Daily Archives: September 17, 2012

2010 Loosen Bros. Dr. L Riesling

America’s German go to riesling with Korean pancake

Finally, you might say, finally a riesling that you have tried and you can compare my notes with your impressions. I admit that I have not tried many rieslings that are easily available here in the US. I have seen the ubiquitous bottle of this wine at Trader Joe’s but was unwilling to pay the $10.99 they were asking for it. So when, on our latest Costco run, I spotted the Dr. L for $8.99 I decided to give it a try. It seems to be the go to riesling for so many people here, and there was no reason at that price point to not give it a try.

First things first. I am usually not very optimistic when it comes to huge productions of quality winemakers, because all too often I have found them to be wanting. In Germany, I have not had many Dr. Loosen wines, so I also was not very comfortable assessing this and putting it into perspective. Then seeing the $10+ price tag for a very simple wine, I was even more turned off. Add in that I also tend to shy away from things everyone likes, Dr. L was in a bad position to start with. If you call all this over-thinking things, I guess you are completely right. I am glad that the price tag made me overcome all my preconceived objections.

When I decided to make Korean squash pancakes (hobakjeon, 호박전) with mushrooms, I figured this was the night to try the wine. I have had many good experiences with the Korean food and riesling pairing (for example here), so it seemed like a no brainer.

For those not familiar with the wine, just a few quick facts. Ernst (or Ernie) Loosen, the owner of Dr. Loosen Estate, is one of the major producers along the middle Mosel with vineyards in many prime sites (Wehlener Sonnenuhr, Graacher Himmelreich, Ürziger Würzgarten, Erdener Prälat, Erdener Treppchen). He is a charismatic figure and has done loads for promoting German rieslings. The Loosen Bros. Dr. L is his entry wine produced for a global market. The riesling grapes come from all over the place and are blended for this wine. The wine has 8.5% ABV.

Upon opening the screw cap of the beautifully dark green bottle, we poured a light yellow wine. As soon as Nina put her nose into the glass, she sighed “Aaaah, real German riesling, I missed you”. She relished the nose of what she described as summer fruits, peach, pineapple. To me, the nose did not really open up much or impress me. I got the peach and some floral notes later, but not initially (and no, the wine had not been chilled too much). The palate, though, was very nice. Peach, apples and citrus notes dominated it, with some herbal notes in the background. It had a nicely present acidity (probably owing to the vintage, 2010 had loads of acidity; read more here) that played well with the sweetness of the wine. In my view, this acidity was what carried it through and made it interesting. It is definitely a tad on the sweeter side, but the acidity makes it quite refreshing. It went great with the pancake and its soy-sauce based dips.
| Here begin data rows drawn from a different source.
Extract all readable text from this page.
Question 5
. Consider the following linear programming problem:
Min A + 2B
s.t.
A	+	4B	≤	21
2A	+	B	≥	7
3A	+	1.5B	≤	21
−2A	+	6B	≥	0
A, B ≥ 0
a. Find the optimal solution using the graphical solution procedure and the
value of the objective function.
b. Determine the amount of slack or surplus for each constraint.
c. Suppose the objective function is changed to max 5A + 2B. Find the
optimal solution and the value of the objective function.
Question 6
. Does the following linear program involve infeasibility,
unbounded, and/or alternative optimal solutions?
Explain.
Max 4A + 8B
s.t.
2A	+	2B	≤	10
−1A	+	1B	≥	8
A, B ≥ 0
At nine bucks, this is a good value for a wine. We will be stocking up for sure. I am a little worried about the 2011, because if there is less acidity this could end up just too sweet. We’ll see. I will be drinking the 2010s as long as I can and then make the switch. It was nice to see that none of my worries came true. I whole-heartedly recommend this affordable, everyday German riesling.